El banquero, actualmente detenido, ha amenazado con delaciones y se le acusa de haber tenido relaciones con políticos y jueces, incluyendo al magistrado André Mendonza, quien habría filtrado información a la prensa sobre Alexandre de Moraes, juez que condenó a Jair Bolsonaro.
De Moraes, a su vez, acusó a Mendonza de haberse reunido en secreto con el banquero para manipular la delación premiada. Este escándalo político ocurre en plena campaña electoral, a un mes de las elecciones presidenciales donde se enfrentarán Lula da Silva y Flavio Bolsonaro, con un outsider, el escritor Curi, escalando en las encuestas.
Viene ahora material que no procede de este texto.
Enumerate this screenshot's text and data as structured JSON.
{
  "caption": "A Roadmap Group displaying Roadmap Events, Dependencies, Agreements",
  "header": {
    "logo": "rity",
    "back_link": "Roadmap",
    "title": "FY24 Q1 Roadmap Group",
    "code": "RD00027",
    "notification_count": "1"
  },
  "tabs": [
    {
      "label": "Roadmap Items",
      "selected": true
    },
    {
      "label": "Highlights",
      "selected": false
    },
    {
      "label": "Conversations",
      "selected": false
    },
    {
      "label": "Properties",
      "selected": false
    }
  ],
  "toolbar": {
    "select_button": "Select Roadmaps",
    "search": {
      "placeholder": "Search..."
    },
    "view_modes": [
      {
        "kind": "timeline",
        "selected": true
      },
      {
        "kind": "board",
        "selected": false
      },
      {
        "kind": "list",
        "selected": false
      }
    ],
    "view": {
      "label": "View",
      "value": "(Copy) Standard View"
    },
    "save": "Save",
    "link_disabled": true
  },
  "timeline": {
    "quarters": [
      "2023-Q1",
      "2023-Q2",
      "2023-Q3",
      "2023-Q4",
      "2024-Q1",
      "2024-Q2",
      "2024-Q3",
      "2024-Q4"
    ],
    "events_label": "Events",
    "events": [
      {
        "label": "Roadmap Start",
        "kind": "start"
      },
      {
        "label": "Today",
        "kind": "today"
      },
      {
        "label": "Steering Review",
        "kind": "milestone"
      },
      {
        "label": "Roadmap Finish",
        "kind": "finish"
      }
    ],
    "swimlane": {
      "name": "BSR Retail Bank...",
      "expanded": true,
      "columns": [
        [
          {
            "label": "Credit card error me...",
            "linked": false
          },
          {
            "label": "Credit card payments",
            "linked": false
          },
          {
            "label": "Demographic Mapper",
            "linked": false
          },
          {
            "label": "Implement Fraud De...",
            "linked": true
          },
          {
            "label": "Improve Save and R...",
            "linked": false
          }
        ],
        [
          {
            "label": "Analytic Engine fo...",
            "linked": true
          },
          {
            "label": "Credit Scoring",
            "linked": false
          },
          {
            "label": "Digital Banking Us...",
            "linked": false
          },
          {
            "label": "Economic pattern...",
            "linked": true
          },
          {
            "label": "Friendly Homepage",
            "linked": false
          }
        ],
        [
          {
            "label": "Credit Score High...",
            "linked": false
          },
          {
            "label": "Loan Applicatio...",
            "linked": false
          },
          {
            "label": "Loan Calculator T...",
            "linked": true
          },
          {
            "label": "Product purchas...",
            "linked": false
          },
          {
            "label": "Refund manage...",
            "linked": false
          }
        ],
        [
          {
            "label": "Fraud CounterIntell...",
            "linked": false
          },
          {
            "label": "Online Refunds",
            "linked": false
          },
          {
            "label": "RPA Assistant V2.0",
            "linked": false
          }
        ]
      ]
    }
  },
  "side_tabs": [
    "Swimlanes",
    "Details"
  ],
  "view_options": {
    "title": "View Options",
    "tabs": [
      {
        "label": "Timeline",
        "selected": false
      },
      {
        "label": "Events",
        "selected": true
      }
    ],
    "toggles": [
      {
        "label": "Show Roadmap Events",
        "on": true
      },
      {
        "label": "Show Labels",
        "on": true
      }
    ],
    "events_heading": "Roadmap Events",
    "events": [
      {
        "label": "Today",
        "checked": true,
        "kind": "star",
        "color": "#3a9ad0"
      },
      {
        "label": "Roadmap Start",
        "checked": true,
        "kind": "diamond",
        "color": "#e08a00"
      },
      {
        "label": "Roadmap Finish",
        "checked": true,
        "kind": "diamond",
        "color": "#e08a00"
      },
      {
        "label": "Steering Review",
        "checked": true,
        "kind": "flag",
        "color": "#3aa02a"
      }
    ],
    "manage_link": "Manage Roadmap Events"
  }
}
El impacto en el electorado es significativo, generando un descrédito de la política. Lula ha pedido rigor en las investigaciones, mientras que Flavio Bolsonaro habría solicitado dinero a Lula para financiar una película sobre Jair Bolsonaro. La injerencia de Donald Trump en las elecciones brasileñas, apoyando a Flavio Bolsonaro, añade una dimensión internacional al conflicto.